The investigators identified bacteria from numerous phyla when they delved into Roche 454 Titanium 16S sequence data on sputum samples for 16 individuals with cystic fibrosis and nine unaffected controls.
But while bacteria from the phylum Firmicutes were the most common in samples from both patient and control groups, they reported, the microbial communities in sputum samples were much more diverse than those found in cystic fibrosis samples.
Healthy lung microbiomes also tended to include more previously unidentified organisms, along with a bigger dose of bugs from phyla such as Bacteroidetes and Fusobacteria. In contrast, microbiomes in the cystic fibrosis patients showed a jump in organisms from the Actinobacteria phylum.

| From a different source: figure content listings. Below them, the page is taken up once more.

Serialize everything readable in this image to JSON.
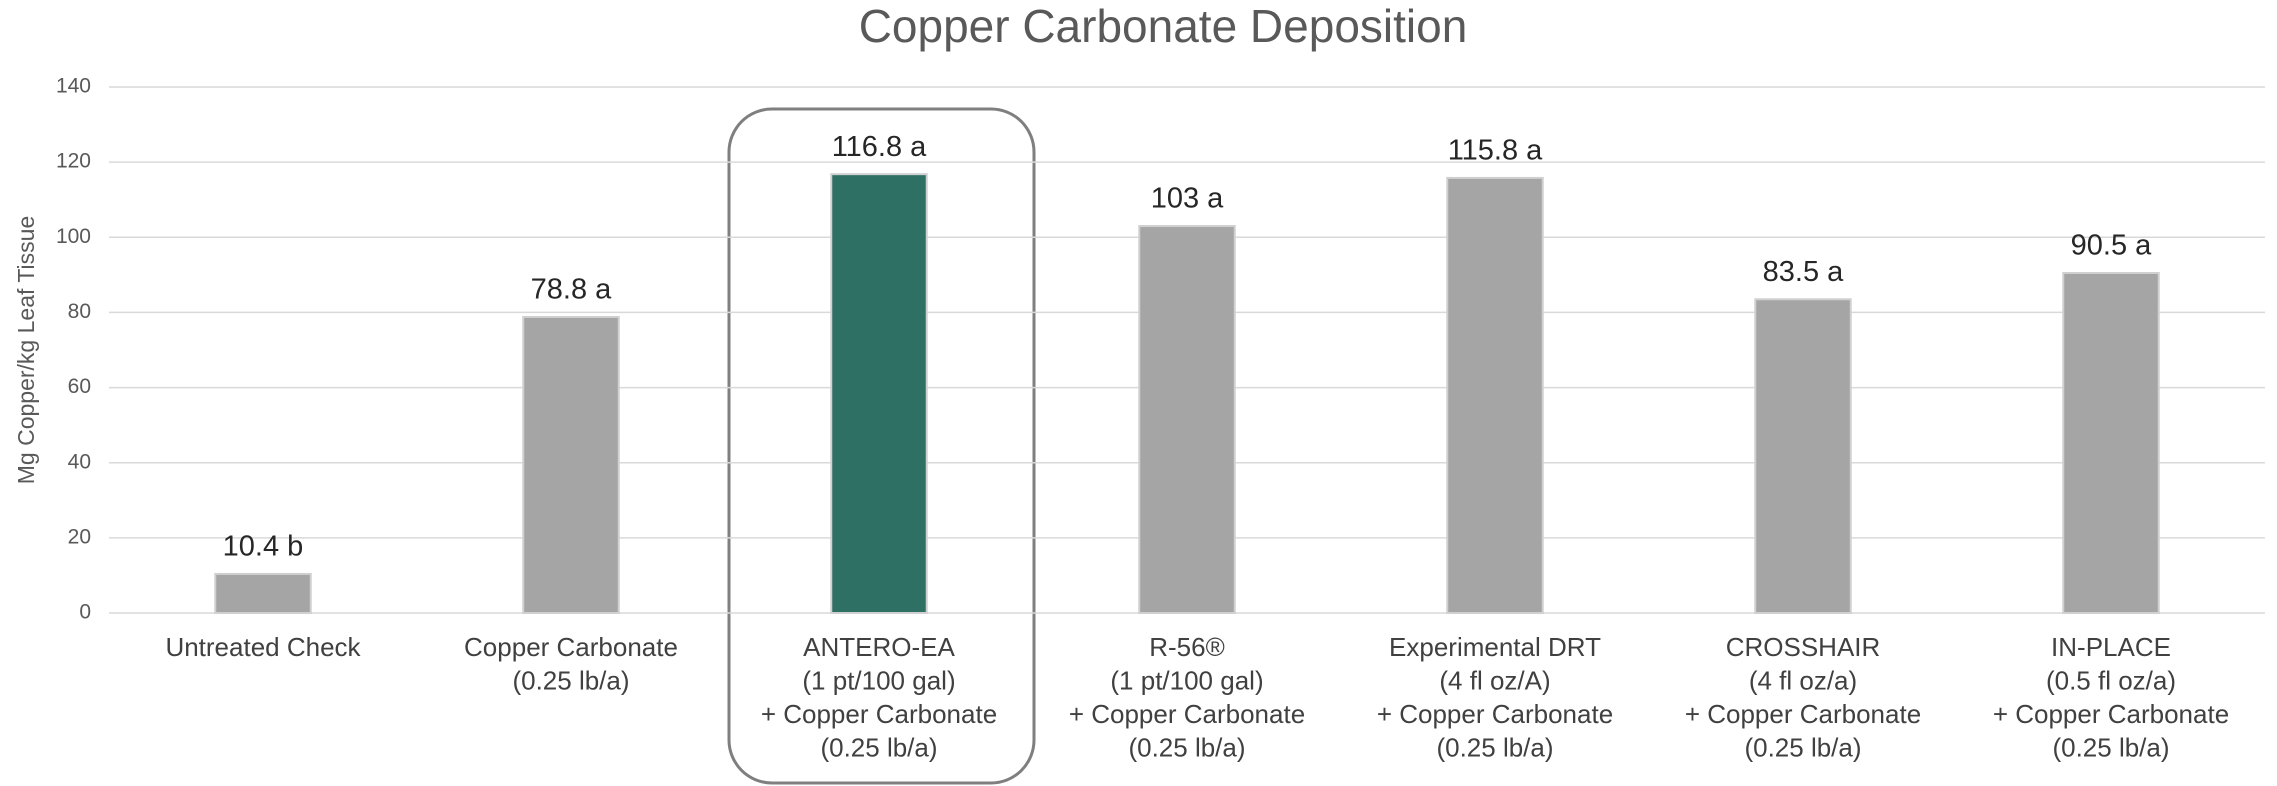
{
  "chart_data": {
    "type": "bar",
    "title": "Copper Carbonate Deposition",
    "y_label": "Mg Copper/kg Leaf Tissue",
    "categories": [
      [
        "Untreated Check"
      ],
      [
        "Copper Carbonate",
        "(0.25 lb/a)"
      ],
      [
        "ANTERO-EA",
        "(1 pt/100 gal)",
        "+ Copper Carbonate",
        "(0.25 lb/a)"
      ],
      [
        "R-56®",
        "(1 pt/100 gal)",
        "+ Copper Carbonate",
        "(0.25 lb/a)"
      ],
      [
        "Experimental DRT",
        "(4 fl oz/A)",
        "+ Copper Carbonate",
        "(0.25 lb/a)"
      ],
      [
        "CROSSHAIR",
        "(4 fl oz/a)",
        "+ Copper Carbonate",
        "(0.25 lb/a)"
      ],
      [
        "IN-PLACE",
        "(0.5 fl oz/a)",
        "+ Copper Carbonate",
        "(0.25 lb/a)"
      ]
    ],
    "values": [
      10.4,
      78.8,
      116.8,
      103,
      115.8,
      83.5,
      90.5
    ],
    "value_labels": [
      "10.4 b",
      "78.8 a",
      "116.8 a",
      "103 a",
      "115.8 a",
      "83.5 a",
      "90.5 a"
    ],
    "colors": [
      "#a5a5a5",
      "#a5a5a5",
      "#2e7063",
      "#a5a5a5",
      "#a5a5a5",
      "#a5a5a5",
      "#a5a5a5"
    ],
    "ylim": [
      0,
      140
    ],
    "yticks": [
      0,
      20,
      40,
      60,
      80,
      100,
      120,
      140
    ],
    "grid": true
  }
}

Similar differences turned up at the family level, too. And the team's principal component analyses revealed clustering of the cystic fibrosis samples that was largely distinct from healthy samples at family and phylum levels.
"This is not to say that all [cystic fibrosis] patients harbor the same microbiome," study authors explained, "but rather, that there exists a signature in the microbial profile of [cystic fibrosis] sputum."
"[T]he signature consists of the presence or increased abundance of more than half a dozen microbial families and the absence or decreased abundance of many other microbial families compared with healthy controls," they noted.
The team saw similar differences between individuals with and without cystic fibrosis when they used Ion Torrent PGM sequencing to assess microbial communities in lung tissue samples collected during routine surgeries, suggesting the sputum samples can provide a fairly accurate picture of microbial communities within the lung.
When researchers focused in on the significance of lung microbe diversity further — looking at microbial communities in a clinical context — they found that bacterial diversity tended to decline as levels of lung inflammation markers increased. In addition, bacteria from certain families in the Actinobacteria phylum became more and more common in cystic fibrosis patients with lung disease.
Based on their findings so far, those involved in the study argued that the overall composition of the lung microbiome may be more relevant to clinical features found in individuals with cystic fibrosis than the presence or absence of individual pathogens.
And, they said, an enhanced appreciation of the healthy lung microbiome and its diversity may inform future studies of and treatments for other conditions — from chronic obstructive pulmonary disease to asthma.
"Rather than aggressively prescribing broad-spectrum antibiotics," researchers suggested, "clinicians might introduce targeted antimicrobials and probiotic therapies intended to regulate pathogen activity and enhance the efficacy of natural immune mechanisms with reduced long-term toxicity to the patient and the healthy microbiome."